Why secure-by-design is an incentives problem, with Bob Lord

by Dave Lewis
April 14, 2026 - 4 min

Bob Lord has spent decades building and leading security programs, from early internet crypto work at Netscape to roles at Twitter, Yahoo, the Democratic National Committee, and CISA. In this episode of Chasing Entropy, he and host Dave Lewis get practical about why the security advice most people hear doesn’t match how real compromises happen.
Across secure-by-design, AI systems, and software supply chains, security breaks down when organizations treat outcomes like someone else’s problem.
Why secure-by-design is an incentives problem
When Bob talks about secure by design, he is deliberately not trying to write another technical framework. Plenty exist. His question is different.
If we already know how to prevent a long list of common issues, why do we keep shipping the same defects?
Secure-by-design breaks down when companies treat security as a feature or a compliance exercise rather than something they are accountable for delivering as a customer outcome.
Draw a line to quality and safety movements outside software, especially in automotive safety. Car companies used to compete on lifestyle and appearance, not safety. Customers did not know what to ask for. Manufacturers had little reason to prioritize safety until norms, regulations, and accountability shifted.
Software, in Bob’s view, is still in the pre-seatbelt era. We have normalized shipping unsafe components, building with unsafe processes, and delivering unsafe defaults. Then we act as if customers should be able to configure their way out of systemic risk.
From that lens, CISA’s Secure by Design work focuses on three principles:
Take ownership of customer security outcomes. Shipping a patch is not enough if you do not know whether customers update. Measure adoption and remove friction.
Embrace radical transparency. Make vulnerability handling easier, not adversarial. Build a real safe harbor for good-faith research.
Lead from the top. Meaningful change is driven by senior business leadership. You don’t delegate quality to the quality team, nor do you delegate security outcomes to security teams alone.
How AI systems become permission amplifiers
The AI section lands because it stays concrete.
Dave shares a story where an internal LLM was asked, “Who at the company doesn’t like me?” The system reportedly queried HR data and responded, highlighting that agentic systems can become permission amplifiers.
What changes in AI environments is not just the interface, but the speed and scale of access: systems can act across email, chat, HR, internal tools, and business apps faster than most access controls were designed to govern.

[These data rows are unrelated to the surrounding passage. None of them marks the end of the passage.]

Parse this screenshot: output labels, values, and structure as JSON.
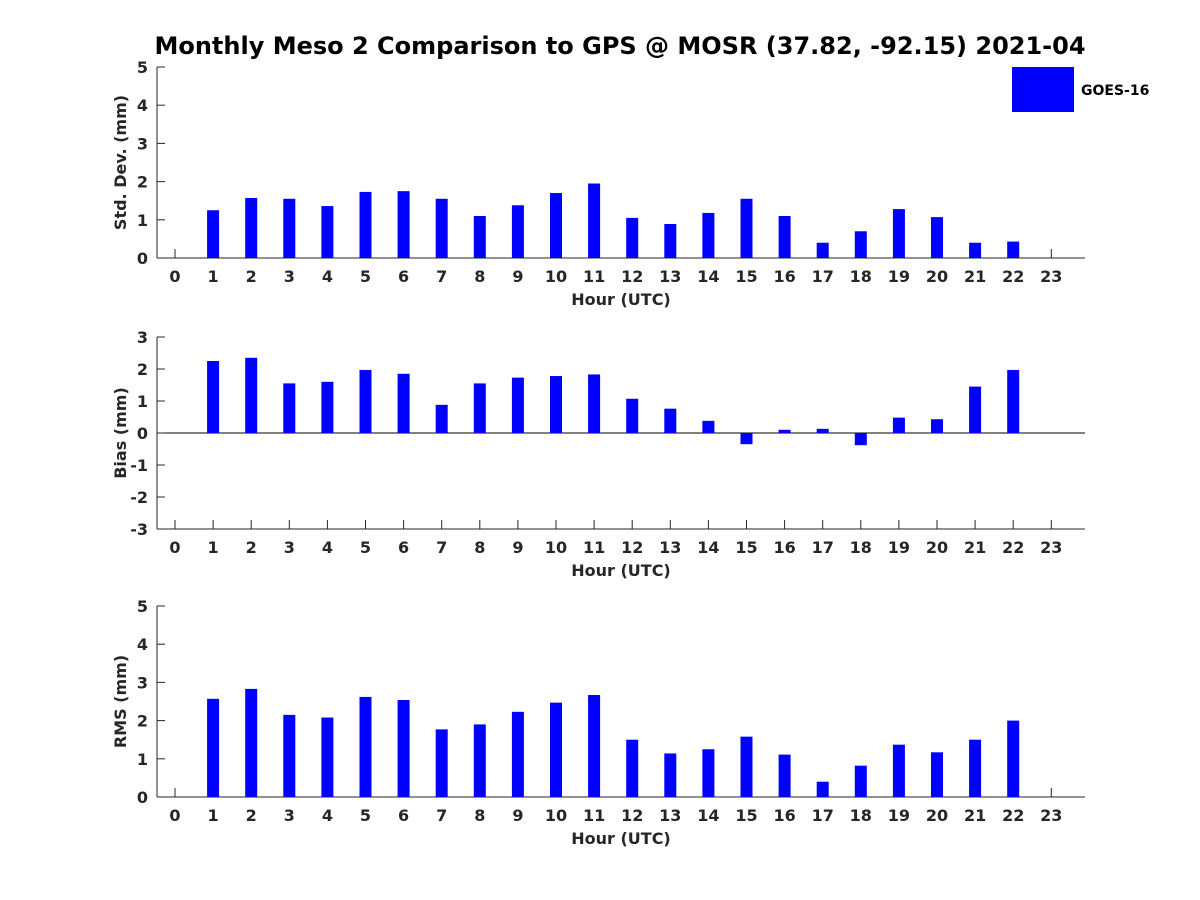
{
  "title": "Monthly Meso 2 Comparison to GPS @ MOSR (37.82, -92.15) 2021-04",
  "legend": {
    "label": "GOES-16",
    "color": "#0000ff"
  },
  "chart_data": [
    {
      "type": "bar",
      "xlabel": "Hour (UTC)",
      "ylabel": "Std. Dev. (mm)",
      "ylim": [
        0,
        5
      ],
      "yticks": [
        "0",
        "1",
        "2",
        "3",
        "4",
        "5"
      ],
      "xticks": [
        "0",
        "1",
        "2",
        "3",
        "4",
        "5",
        "6",
        "7",
        "8",
        "9",
        "10",
        "11",
        "12",
        "13",
        "14",
        "15",
        "16",
        "17",
        "18",
        "19",
        "20",
        "21",
        "22",
        "23"
      ],
      "series": [
        {
          "name": "GOES-16",
          "values": [
            null,
            1.25,
            1.57,
            1.55,
            1.36,
            1.73,
            1.75,
            1.55,
            1.1,
            1.38,
            1.7,
            1.95,
            1.05,
            0.89,
            1.18,
            1.55,
            1.1,
            0.4,
            0.7,
            1.28,
            1.07,
            0.4,
            0.43,
            null
          ]
        }
      ]
    },
    {
      "type": "bar",
      "xlabel": "Hour (UTC)",
      "ylabel": "Bias (mm)",
      "ylim": [
        -3,
        3
      ],
      "yticks": [
        "-3",
        "-2",
        "-1",
        "0",
        "1",
        "2",
        "3"
      ],
      "xticks": [
        "0",
        "1",
        "2",
        "3",
        "4",
        "5",
        "6",
        "7",
        "8",
        "9",
        "10",
        "11",
        "12",
        "13",
        "14",
        "15",
        "16",
        "17",
        "18",
        "19",
        "20",
        "21",
        "22",
        "23"
      ],
      "series": [
        {
          "name": "GOES-16",
          "values": [
            null,
            2.25,
            2.35,
            1.55,
            1.6,
            1.97,
            1.85,
            0.88,
            1.55,
            1.73,
            1.78,
            1.83,
            1.07,
            0.76,
            0.38,
            -0.35,
            0.1,
            0.13,
            -0.38,
            0.48,
            0.43,
            1.45,
            1.97,
            null
          ]
        }
      ]
    },
    {
      "type": "bar",
      "xlabel": "Hour (UTC)",
      "ylabel": "RMS (mm)",
      "ylim": [
        0,
        5
      ],
      "yticks": [
        "0",
        "1",
        "2",
        "3",
        "4",
        "5"
      ],
      "xticks": [
        "0",
        "1",
        "2",
        "3",
        "4",
        "5",
        "6",
        "7",
        "8",
        "9",
        "10",
        "11",
        "12",
        "13",
        "14",
        "15",
        "16",
        "17",
        "18",
        "19",
        "20",
        "21",
        "22",
        "23"
      ],
      "series": [
        {
          "name": "GOES-16",
          "values": [
            null,
            2.57,
            2.83,
            2.15,
            2.08,
            2.62,
            2.54,
            1.77,
            1.9,
            2.23,
            2.47,
            2.67,
            1.5,
            1.14,
            1.25,
            1.58,
            1.11,
            0.4,
            0.82,
            1.37,
            1.17,
            1.5,
            2.0,
            null
          ]
        }
      ]
    }
  ]
}
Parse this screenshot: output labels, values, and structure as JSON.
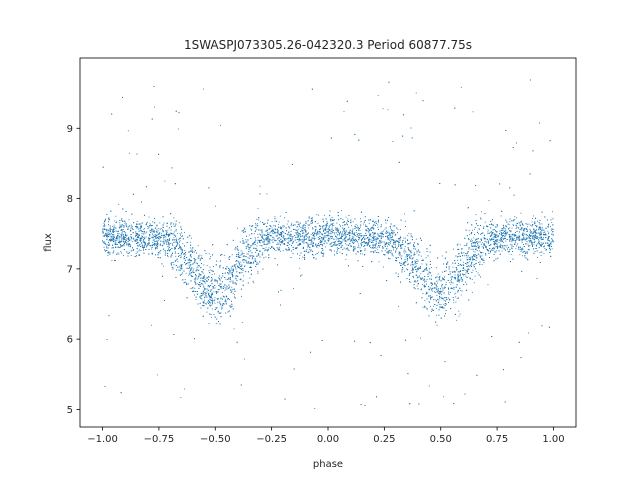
{
  "chart_data": {
    "type": "scatter",
    "title": "1SWASPJ073305.26-042320.3 Period 60877.75s",
    "xlabel": "phase",
    "ylabel": "flux",
    "xlim": [
      -1.1,
      1.1
    ],
    "ylim": [
      4.75,
      10.0
    ],
    "x_ticks": [
      -1.0,
      -0.75,
      -0.5,
      -0.25,
      0.0,
      0.25,
      0.5,
      0.75,
      1.0
    ],
    "x_tick_labels": [
      "−1.00",
      "−0.75",
      "−0.50",
      "−0.25",
      "0.00",
      "0.25",
      "0.50",
      "0.75",
      "1.00"
    ],
    "y_ticks": [
      5,
      6,
      7,
      8,
      9
    ],
    "y_tick_labels": [
      "5",
      "6",
      "7",
      "8",
      "9"
    ],
    "grid": false,
    "marker_color": "#1f77b4",
    "series": [
      {
        "x_range": [
          -1.0,
          1.0
        ],
        "baseline_flux": 7.45,
        "eclipses": [
          {
            "phase": -0.5,
            "min_flux": 6.65,
            "width": 0.09
          },
          {
            "phase": 0.5,
            "min_flux": 6.65,
            "width": 0.09
          }
        ],
        "scatter_sigma": 0.13,
        "outlier_range": [
          5.0,
          9.7
        ]
      }
    ]
  }
}
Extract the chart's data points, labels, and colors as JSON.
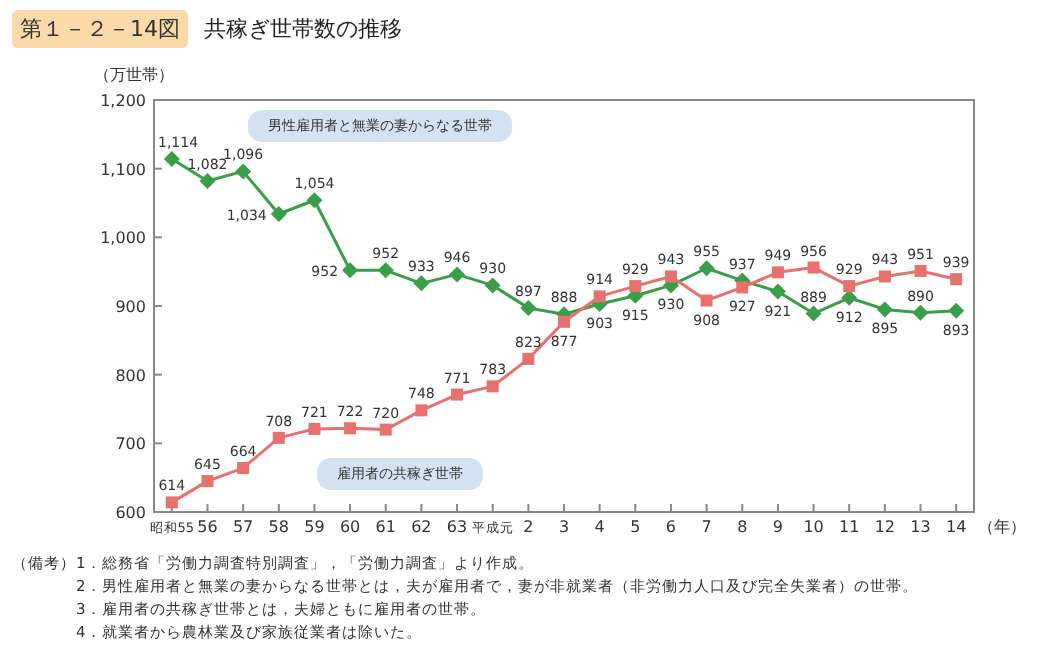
{
  "chart_data": {
    "type": "line",
    "title": "共稼ぎ世帯数の推移",
    "ylabel": "（万世帯）",
    "xlabel": "（年）",
    "categories": [
      "昭和55",
      "56",
      "57",
      "58",
      "59",
      "60",
      "61",
      "62",
      "63",
      "平成元",
      "2",
      "3",
      "4",
      "5",
      "6",
      "7",
      "8",
      "9",
      "10",
      "11",
      "12",
      "13",
      "14"
    ],
    "series": [
      {
        "name": "男性雇用者と無業の妻からなる世帯",
        "color": "#3a9e48",
        "marker": "diamond",
        "values": [
          1114,
          1082,
          1096,
          1034,
          1054,
          952,
          952,
          933,
          946,
          930,
          897,
          888,
          903,
          915,
          930,
          955,
          937,
          921,
          889,
          912,
          895,
          890,
          893
        ],
        "value_labels": [
          "1,114",
          "1,082",
          "1,096",
          "1,034",
          "1,054",
          "952",
          "952",
          "933",
          "946",
          "930",
          "897",
          "888",
          "903",
          "915",
          "930",
          "955",
          "937",
          "921",
          "889",
          "912",
          "895",
          "890",
          "893"
        ]
      },
      {
        "name": "雇用者の共稼ぎ世帯",
        "color": "#e8706f",
        "marker": "square",
        "values": [
          614,
          645,
          664,
          708,
          721,
          722,
          720,
          748,
          771,
          783,
          823,
          877,
          914,
          929,
          943,
          908,
          927,
          949,
          956,
          929,
          943,
          951,
          939
        ]
      }
    ],
    "ylim": [
      600,
      1200
    ],
    "yticks": [
      {
        "value": 600,
        "label": "600"
      },
      {
        "value": 700,
        "label": "700"
      },
      {
        "value": 800,
        "label": "800"
      },
      {
        "value": 900,
        "label": "900"
      },
      {
        "value": 1000,
        "label": "1,000"
      },
      {
        "value": 1100,
        "label": "1,100"
      },
      {
        "value": 1200,
        "label": "1,200"
      }
    ],
    "data_labels": true,
    "grid": false,
    "line_style": "solid",
    "annotations": [
      "第１－２－14図",
      "（備考）",
      "1．総務省「労働力調査特別調査」，「労働力調査」より作成。",
      "2．男性雇用者と無業の妻からなる世帯とは，夫が雇用者で，妻が非就業者（非労働力人口及び完全失業者）の世帯。",
      "3．雇用者の共稼ぎ世帯とは，夫婦ともに雇用者の世帯。",
      "4．就業者から農林業及び家族従業者は除いた。"
    ]
  }
}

In many organizations, no single person can pull data from email, chat, and HR systems and fuse it into a targeted answer. But companies are increasingly giving AI systems broad access paths without mature roles, rights, and auditing. Then we try to patch over it with soft instructions like “don’t be evil.”
The takeaway is pro-accountability. If the system can take actions and surface sensitive conclusions, you need guardrails that reflect that power.
Supply chain reality: “It’s upstream” is not a defense
Open source comes up in the context of underfunded teams that cannot afford premium tooling. Bob agrees the constraint is real, but he pushes back on the industry habit of outsourcing responsibility. Constraints don’t remove accountability when insecure or unmaintained components make their way into customer-facing products.
If a defect ships in your product, it’s yours, even if it came from upstream.
He also calls out a common failure pattern: vendors using unmaintained dependencies for years, sometimes far longer, and not giving customers visibility into what is actually inside the product. SBOM practices exist. Some companies do this well. Many do not.
Whether the issue is insecure defaults, overpowered AI systems, or vulnerable dependencies, the pattern is the same: organizations cannot keep pushing security outcomes downstream and expect users, customers, or open-source maintainers to absorb the risk.